Tilt of Earth's Axis
The second orbital
change Milankovich studied is the tilt of Earth's axis relative
to its orbit around the Sun. The tilt of Earth's axis is the main
cause of the seasons. If Earth had no tilt, then the length of daylight
and the intensity of solar heating seen by a person standing at
a single place on the surface would be the same all year round.
The area near Earth's equator would still be hotter than the area
around the poles, but there would be no seasonal changes in temperature:
the Equator would always be hot, the poles would always be cold,
and the US would always be blah!
But Earth does have a
tilt, so on one side of the orbit, the Northern hemisphere is pointed
more directly towards the Sun (as seen on the left side of the picture
above). On the other side of the orbit, six months later, it is
pointed more away from the Sun (as seen on the right side of the
picture above). When the Northern hemisphere is pointed towards
the Sun, the days are longer, solar heating is more intense, and
temperatures are higher - it is summertime!

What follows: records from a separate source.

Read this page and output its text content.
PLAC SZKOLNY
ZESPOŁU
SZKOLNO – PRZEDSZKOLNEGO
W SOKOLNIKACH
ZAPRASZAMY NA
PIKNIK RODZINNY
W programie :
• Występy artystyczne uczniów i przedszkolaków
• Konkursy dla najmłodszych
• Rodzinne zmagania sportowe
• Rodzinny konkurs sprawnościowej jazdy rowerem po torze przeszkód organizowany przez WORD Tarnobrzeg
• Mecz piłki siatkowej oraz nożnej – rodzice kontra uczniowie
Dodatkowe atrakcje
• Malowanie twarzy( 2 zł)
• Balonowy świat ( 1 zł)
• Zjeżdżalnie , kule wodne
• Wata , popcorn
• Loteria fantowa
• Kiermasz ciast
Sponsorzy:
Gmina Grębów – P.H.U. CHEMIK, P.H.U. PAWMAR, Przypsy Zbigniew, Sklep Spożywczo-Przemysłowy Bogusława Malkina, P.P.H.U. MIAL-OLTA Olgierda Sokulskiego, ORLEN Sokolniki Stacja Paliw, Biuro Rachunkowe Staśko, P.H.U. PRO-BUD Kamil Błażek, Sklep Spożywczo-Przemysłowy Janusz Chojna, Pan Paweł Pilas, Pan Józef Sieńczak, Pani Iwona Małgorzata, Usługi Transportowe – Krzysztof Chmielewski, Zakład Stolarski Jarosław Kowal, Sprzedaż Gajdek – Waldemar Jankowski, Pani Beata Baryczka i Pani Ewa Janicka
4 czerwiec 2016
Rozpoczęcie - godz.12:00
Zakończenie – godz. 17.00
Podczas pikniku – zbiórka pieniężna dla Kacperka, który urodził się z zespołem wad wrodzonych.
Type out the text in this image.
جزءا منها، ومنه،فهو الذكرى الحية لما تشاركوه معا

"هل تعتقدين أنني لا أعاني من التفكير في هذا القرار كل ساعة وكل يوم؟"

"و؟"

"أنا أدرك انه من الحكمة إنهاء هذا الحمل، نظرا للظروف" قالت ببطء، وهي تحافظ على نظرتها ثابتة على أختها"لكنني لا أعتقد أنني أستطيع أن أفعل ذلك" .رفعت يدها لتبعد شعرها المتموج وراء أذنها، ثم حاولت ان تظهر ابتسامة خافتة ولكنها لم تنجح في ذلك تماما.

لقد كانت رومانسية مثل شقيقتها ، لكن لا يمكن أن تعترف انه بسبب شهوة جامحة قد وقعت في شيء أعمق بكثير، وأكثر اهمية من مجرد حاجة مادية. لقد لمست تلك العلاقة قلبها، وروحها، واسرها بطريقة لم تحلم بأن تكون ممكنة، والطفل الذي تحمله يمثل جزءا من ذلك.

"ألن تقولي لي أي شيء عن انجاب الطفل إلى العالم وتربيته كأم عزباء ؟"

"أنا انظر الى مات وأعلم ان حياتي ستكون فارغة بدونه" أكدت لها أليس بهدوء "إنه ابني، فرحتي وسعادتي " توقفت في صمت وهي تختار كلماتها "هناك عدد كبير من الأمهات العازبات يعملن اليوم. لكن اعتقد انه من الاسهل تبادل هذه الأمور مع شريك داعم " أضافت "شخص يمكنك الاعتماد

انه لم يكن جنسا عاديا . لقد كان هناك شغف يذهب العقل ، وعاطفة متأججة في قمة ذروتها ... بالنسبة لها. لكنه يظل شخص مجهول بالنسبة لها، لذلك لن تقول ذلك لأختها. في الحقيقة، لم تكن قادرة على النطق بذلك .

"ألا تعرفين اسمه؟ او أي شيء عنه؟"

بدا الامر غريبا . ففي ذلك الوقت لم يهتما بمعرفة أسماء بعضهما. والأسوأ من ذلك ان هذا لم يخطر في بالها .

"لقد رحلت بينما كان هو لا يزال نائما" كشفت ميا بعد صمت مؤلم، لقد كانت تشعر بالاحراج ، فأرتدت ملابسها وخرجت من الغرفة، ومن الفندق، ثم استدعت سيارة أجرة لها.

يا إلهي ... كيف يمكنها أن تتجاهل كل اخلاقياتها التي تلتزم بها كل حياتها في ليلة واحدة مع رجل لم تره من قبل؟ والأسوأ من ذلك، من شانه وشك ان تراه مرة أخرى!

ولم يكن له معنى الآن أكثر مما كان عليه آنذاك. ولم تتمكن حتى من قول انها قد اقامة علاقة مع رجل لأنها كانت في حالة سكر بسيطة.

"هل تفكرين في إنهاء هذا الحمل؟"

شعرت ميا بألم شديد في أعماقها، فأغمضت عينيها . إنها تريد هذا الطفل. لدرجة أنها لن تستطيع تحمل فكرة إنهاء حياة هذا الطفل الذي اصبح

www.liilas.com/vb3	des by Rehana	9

When the Northern hemisphere
is pointed away from the sun, the days are shorter, solar heating
less intense, and the temperatures are lower - it is winter! (Notice
that when the Northern hemisphere is pointed toward the Sun, the
Southern hemisphere is pointed away, and vice versa. So when it
is summer in the north, it is winter in the south and vice versa.)
Milankovich found that
Earth's tilt is not constant, but varies slightly over a cycle that
lasts about 41,000 years. The change is small, but when the tilt
is less, less snow melts in the polar regions because of the shorter
days and reduced sunlight, allowing glaciers to form and spread.
When the tilt is greater, more snow melts during the resulting long
summers in the polar regions and glaciers tend to shrink.